Rabbiner Brandt bot Foren zur Diskussion über Themen wie
beispielsweise "Das interreligiöse Gespräch als Kampfmittel gegen
Antisemitismus", Kantor Dmytro Karpenko referierte für Musik im Gottesdienst
in russischer Sprache und Adina Ben-Chorin sprach über "Tum’a (impurity)
Kedusha and the Internet" in englischer Sprache.
Sehr überzeugend verlief der workshop von Debbi
Tal-Rüttgers aus der Gemeinde Gudensberg für diejenigen, die in ihren
Gemeinden Sh’liach Zibbur-Funktionen übernehmen wollen oder ausüben. Das die
Lernunterstützung auch im Fernlehrgang über CD und Internet erfolgen kann,
insbesondere die notwendigen Ivritkenntnisse macht Sinn (siehe HaGalil
http://www.hagalil.com/hebrew/hebraeisch.htm) Und dies umfasst
längst nicht alle Angebote. Wie immer blieb die Qual der Wahl.
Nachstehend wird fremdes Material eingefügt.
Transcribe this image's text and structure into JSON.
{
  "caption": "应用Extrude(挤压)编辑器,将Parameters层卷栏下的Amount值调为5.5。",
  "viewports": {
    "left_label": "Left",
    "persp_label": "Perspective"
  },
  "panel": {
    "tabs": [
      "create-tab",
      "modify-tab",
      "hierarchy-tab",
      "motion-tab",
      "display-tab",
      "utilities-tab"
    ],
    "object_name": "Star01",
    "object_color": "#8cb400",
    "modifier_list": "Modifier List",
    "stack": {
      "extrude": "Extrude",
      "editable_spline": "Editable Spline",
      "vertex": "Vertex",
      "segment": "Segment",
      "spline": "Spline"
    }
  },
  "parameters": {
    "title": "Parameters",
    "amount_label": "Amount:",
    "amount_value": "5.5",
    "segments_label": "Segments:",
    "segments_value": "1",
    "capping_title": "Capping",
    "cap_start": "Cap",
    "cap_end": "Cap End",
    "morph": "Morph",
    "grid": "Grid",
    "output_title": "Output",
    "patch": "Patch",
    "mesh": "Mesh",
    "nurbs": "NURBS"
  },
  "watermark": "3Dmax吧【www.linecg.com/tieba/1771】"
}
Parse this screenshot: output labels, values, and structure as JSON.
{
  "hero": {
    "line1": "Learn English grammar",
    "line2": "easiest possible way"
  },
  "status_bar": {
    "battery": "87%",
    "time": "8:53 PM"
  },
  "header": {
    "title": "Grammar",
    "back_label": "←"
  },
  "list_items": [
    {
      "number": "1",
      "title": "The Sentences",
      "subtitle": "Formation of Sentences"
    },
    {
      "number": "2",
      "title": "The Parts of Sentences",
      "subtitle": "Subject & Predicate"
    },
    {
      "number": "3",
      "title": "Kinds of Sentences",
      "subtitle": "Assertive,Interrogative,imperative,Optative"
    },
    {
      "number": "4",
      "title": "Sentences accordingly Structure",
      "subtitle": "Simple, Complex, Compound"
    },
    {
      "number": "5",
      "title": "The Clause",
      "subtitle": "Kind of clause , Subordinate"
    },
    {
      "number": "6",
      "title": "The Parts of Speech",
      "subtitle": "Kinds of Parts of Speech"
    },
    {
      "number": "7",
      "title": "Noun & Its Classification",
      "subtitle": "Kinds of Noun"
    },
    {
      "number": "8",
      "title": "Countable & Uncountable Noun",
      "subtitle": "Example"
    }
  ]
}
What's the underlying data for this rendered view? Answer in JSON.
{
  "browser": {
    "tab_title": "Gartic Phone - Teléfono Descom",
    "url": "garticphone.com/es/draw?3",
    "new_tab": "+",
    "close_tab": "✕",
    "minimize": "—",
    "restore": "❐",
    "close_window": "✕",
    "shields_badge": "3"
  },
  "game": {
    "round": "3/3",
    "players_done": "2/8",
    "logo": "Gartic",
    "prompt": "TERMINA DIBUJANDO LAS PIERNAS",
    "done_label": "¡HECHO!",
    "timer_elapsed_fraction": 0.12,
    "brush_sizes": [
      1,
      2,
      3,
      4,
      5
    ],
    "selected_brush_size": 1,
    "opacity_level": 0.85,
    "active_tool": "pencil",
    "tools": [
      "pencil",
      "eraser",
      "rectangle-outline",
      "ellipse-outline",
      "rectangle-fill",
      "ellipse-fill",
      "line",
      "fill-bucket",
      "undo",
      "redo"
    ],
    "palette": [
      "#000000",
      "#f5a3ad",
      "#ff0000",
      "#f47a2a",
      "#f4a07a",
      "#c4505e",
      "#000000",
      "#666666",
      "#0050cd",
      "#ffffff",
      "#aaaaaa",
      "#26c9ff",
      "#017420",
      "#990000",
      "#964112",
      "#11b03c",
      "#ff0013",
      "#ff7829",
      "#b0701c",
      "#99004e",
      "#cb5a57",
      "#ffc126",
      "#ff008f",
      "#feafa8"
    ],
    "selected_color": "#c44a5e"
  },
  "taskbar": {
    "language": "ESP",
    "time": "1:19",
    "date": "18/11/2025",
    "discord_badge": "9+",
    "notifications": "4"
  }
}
Das sich das Abraham-Geiger-Kolleg mit Informationen über
die Rabbinerausbildung vorstellte und Rabbiner Dr. Walter Homolka, Direktor
des Kollegs, "Gedanken zu Leo Baeck" zum Thema machte, bot vielen die
Chance, die so wichtige Arbeit des Kollegs für die liberalen Gemeinden
besser kennen zu lernen.
Dabei ist besonders die praktische Demonstration zu
erwähnen, die am Samstag Morgen erfolgte. Drei der am Kolleg Studierenden,
gestalteten den Schacharit-Gottesdienst mit. Tomáš Kucera, als einer der
Ordinationskandidaten, beeindruckte die Beter/-innen mit seiner Drascha zur
Haftara außerordentlich. Aber nicht nur er. Die Generalprobe vor der
Ordination verlief ausgezeichnet. Diese wird am 13. und 14. September in
Dresden stattfinden.
Die Liberalen gewinnen zunehmend an Gemeinden und
Gemeindemitgliedern, eine wachsende Gemeinschaft, in der die Integration
russischsprachiger Jüdinnen und Juden vielfach von diesen selbst geleistet
wird. Die "Sprachzirkel" auf den Tagungen lösen sich allmählich auf und man
kommt sich in Einzelgesprächen näher. Der Austausch von Informationen
beschränkt sich dabei nicht allein auf Workshops wie: Familienprojekt –
Integration oder Erfahrungen mit Selbsthilfegruppen.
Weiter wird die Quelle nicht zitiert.